Quali sono le speranze e le richieste che avanzano questi ragazzi? Non sogni e utopie ma solo rassicurazioni sulla possibilità di vivere una vita serena e non all’insegna della precarietà. “Scrive Simone: Una scuola adeguata, senza buchi nelle pareti e bagni nuovi, come ho visto nella scuola di mio cugino in Germania. Una buona preparazione, molte ore a scuola e molte attività. La mensa scolastica, trasporti gratuiti e anche libri gratuiti. Un buon lavoro o andare nell’università che più é adatta a me, senza fare vendere la casa ai miei genitori (tutti e due insegnanti-pendolari).

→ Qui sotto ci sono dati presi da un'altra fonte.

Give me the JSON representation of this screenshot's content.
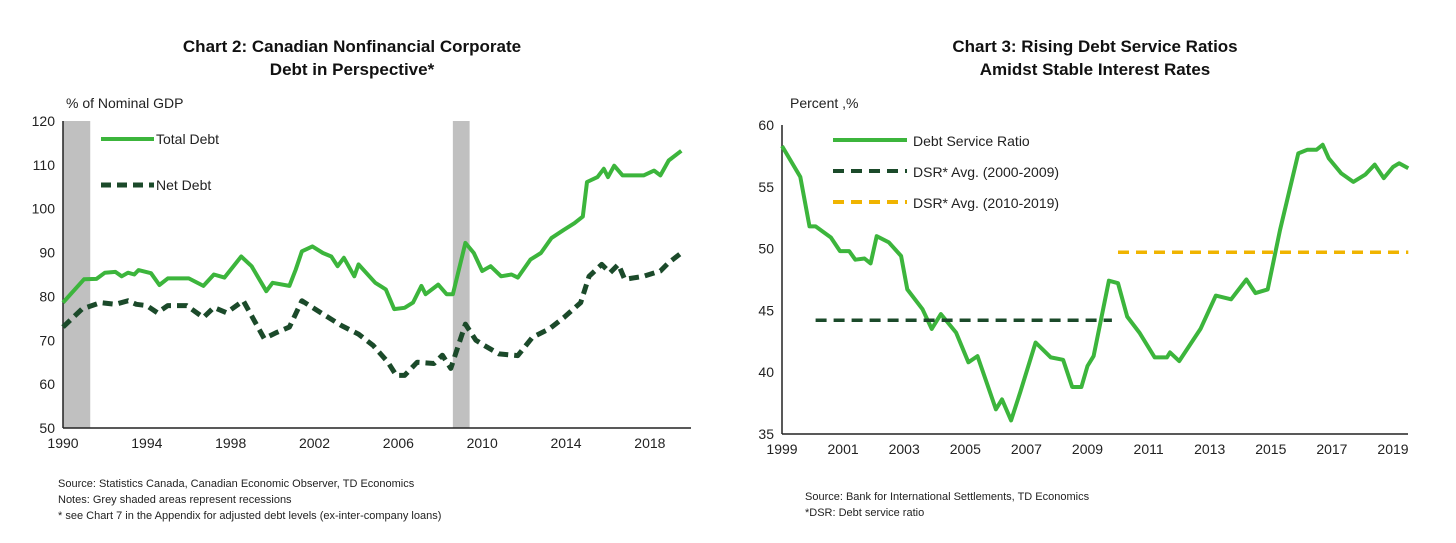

Una famiglia, in futuro, e tanta tranquillità-.  E Angelo: Io non voglio diventare ricchissimo, voglio studiare e diventare bravo e avere un buon lavoro e un buon futuro”.

C’è rabbia contro i politici che “ora che stiamo tutti peggio di prima, non tagliano nulla ai loro stipendi e alle loro pensioni”; c’è rabbia contro il ministro “”che ci scrive le lettere ma non va in giro per le scuole d’Italia a vedere come siamo combinati”; c’è rabbia contro i corrotti “ che stanno lì a rubare, come gli avvoltoi, ad un popolo allo stremo delle sue forze”.

Faticano gli insegnanti, che nelle classi sono presenti a supportare nelle spiegazioni gli alunni più grandi, a volgere in positivo le amare riflessioni dei ragazzi, a tentare di spiegare che”è vero che siamo in difficoltà, ma che la crisi è destinata a passare, che si tratta di una crisi ciclica ma che devono avere fiducia nel futuro, anzi che loro stessi sono il futuro e che loro, da insegnanti e genitori, faranno di tutto per aiutarli a superare questo momento”. “In una seconda classe un alunno interrompe il compagno di quinta impegnato a leggere i dettagli della Legge finanziaria, alza la mano alla parola futuro, ha gli occhi un po’ lucidi, ma con voce chiara  dice: “Io la settimana prossima non vengo più a scuola, partiamo per la Svezia, dove abbiamo dei parenti, per cercare lavoro per i miei genitori. Lo so, dobbiamo lottare per il futuro, intanto il mio presente non sarà più nella mia terra”.